Importing Italian wine into South Africa (SA) might seem daunting since it is a prolific wine-producing nation in its own right. Breaking ground in this market takes effort, creativity and smart planning. To understand which wines would do well, and which are the demographics to target, one should first analyze the domestic market.
Domestic wine market situation in South Africa
SA’s domestic wine market situation is quite dynamic in general. SA grows a vast amount of grapes and makes interesting wines; moreover, it has a robust export industry. According to Forbes, the local wine grape acreage of approximately 235,000 acres (95,000 hectares) is more or less equivalent to 40% of the wine grape coverage in California.
SA’s vineyard is generally based on international trends and export demands. Statistics show how white grape varieties constitute 55.2% of the total acreage, with the popular Chenin Blanc representing the 18.6%. Red-wine varieties account for 44.8% of the national vineyard: Cabernet Sauvignon is the most popular red grape, making up 11.0% of the total. Shiraz comes in second with 10.3%, while Merlot accounts for 5.8%. Finally, the indigenous South African grape Pinotage (a cross between Pinot Noir and Cinsault) represents the 7.4%.
In terms of global wine production, SA ranks as 10th in overall volume production, accounting for 3.4% of the world’s wine (2018).
But what about Italian producers who are thinking about importing their wines into SA? How do international wines fare within the South African market?
Main issues for Italian wine import in South Africa
SA imports quite a bit of wine from Italy, according to a 2017 WESGRO report. France is the top import market, followed by Italy and Portugal. SA and Europe also enjoy a free trade agreement concerning organic products: since the organic wine industry is currently thriving in Italy, this is a category that producers can take advantage of.
The major issues concerning domestic wine production in SA are those derived from economic growth and spending. Consumers’ behavior concerns those who might be interested in importing wines into the country as well, since there has been a slight slowing-down of economic growth, with consumers spending less on wines over the past few years.
Another issue that might affect Italian importers would be the ever-increasing regulations on branding, as well as those on marketing restrictions on alcoholic products. SA’s legislation is currently quite strict on this matter, giving producers a hard time in distributing their name and limiting the ways they might go about selling their wines.
The advantages Italian wine importers might consider
The question that Italian importers would certainly ask is: how much demand is there for Italian wine in the SA market? The answer can be gleaned by looking at alcohol consumption statistics. Domestically, South Africans drink more beer and wine than the other alcoholic beverages (WHO), with beer (56%) representing the most popular choice (wine accounts “only” for 18%).

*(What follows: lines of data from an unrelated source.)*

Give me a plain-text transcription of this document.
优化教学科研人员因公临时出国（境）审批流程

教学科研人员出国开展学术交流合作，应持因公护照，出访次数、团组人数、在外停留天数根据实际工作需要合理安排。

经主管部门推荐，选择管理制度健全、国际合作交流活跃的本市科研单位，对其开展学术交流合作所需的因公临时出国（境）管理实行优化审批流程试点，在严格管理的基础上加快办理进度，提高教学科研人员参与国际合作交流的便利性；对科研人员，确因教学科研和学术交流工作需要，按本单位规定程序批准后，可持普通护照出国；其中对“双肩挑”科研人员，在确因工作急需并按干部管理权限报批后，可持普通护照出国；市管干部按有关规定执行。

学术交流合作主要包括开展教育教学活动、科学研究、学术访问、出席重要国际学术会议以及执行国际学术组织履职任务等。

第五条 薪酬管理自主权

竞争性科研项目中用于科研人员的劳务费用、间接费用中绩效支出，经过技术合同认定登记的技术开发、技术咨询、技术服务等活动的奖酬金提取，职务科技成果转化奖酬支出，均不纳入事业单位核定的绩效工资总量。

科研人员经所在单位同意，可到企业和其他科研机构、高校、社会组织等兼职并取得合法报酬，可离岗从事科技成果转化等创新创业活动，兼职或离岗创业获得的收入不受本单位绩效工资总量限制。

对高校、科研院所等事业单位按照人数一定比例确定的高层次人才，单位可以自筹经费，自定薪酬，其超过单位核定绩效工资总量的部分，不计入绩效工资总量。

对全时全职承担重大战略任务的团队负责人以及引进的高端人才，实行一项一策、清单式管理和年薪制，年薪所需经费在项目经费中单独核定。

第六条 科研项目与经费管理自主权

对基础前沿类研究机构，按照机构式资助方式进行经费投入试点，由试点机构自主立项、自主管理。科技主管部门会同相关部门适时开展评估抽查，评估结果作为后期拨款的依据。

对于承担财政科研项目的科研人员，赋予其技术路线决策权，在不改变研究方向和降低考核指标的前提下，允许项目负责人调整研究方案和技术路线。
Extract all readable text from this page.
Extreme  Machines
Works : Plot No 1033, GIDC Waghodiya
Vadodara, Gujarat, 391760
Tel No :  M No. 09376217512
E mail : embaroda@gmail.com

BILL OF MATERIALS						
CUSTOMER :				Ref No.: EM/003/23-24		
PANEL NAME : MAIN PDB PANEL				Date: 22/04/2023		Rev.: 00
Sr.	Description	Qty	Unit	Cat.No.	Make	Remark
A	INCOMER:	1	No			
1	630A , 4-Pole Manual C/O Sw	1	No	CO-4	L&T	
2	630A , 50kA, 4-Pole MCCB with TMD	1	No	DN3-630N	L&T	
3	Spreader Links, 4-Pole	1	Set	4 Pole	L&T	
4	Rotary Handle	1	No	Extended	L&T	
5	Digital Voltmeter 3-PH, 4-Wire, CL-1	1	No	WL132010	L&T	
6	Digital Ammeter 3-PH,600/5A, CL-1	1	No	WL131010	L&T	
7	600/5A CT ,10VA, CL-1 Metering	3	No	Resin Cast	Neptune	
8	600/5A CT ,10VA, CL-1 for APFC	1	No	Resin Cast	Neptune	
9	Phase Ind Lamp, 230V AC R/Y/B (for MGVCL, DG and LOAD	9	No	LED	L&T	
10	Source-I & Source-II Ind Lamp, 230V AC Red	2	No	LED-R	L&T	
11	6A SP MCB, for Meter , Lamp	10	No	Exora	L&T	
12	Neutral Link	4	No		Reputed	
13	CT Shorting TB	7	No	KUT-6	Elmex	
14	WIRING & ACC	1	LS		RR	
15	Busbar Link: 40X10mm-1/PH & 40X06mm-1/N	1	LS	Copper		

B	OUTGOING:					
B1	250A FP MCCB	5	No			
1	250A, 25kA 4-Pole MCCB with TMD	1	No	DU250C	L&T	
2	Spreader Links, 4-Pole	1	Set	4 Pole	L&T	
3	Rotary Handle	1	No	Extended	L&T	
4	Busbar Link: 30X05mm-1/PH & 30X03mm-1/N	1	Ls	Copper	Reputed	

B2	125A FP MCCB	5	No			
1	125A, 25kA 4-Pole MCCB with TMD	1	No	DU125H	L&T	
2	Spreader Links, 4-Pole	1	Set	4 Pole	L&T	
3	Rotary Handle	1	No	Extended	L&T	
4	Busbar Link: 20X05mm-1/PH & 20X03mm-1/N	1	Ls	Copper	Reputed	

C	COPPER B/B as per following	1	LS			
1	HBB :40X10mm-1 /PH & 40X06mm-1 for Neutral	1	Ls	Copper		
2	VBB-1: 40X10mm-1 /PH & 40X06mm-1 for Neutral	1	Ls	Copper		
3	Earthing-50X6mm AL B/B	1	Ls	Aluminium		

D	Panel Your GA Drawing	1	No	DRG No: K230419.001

In terms of demographics, it seems that males consume more beer than females (34%, four times more than their conunterpart), and this percentage has remained quite consistent over the past 12 years. The prevalence of spirits being consumed amongst males is about twice that of females.
As for wine, the prevalence of consumption amongst males is only marginally higher than the one amongst females. This is the only sub-category where female prevalence is higher than males, and in this category females overtake males, specifically in the sparkling wine/champagne (8% vs. 7%) section. This tells us that there is a market for Italian sparkling wines such as Prosecco and Northern Italy Metodo Classico (Franciacorta, Trentodoc).
Italian wine grapes in South Africa
When it comes to Italian-style wines in SA, it seems that Italian grapes are quite popular. Even though Italian varieties make up a very small segment (under 1%) of South African vineyard, they are always in demand, since about 30 Cape cellars have at least one Italian variety in their portfolio. These data should be taken as a positive sign for Italian importers who want to appeal to the South African market: it seems that they would find a wide fan-base for this genre.
Taking these data into account, it would seem that there is a market for Italian wines in SA, and that some types such as Prosecco might be easier to sell to consumers. Perhaps it might take a little more effort in terms of marketing, but there is room to grow!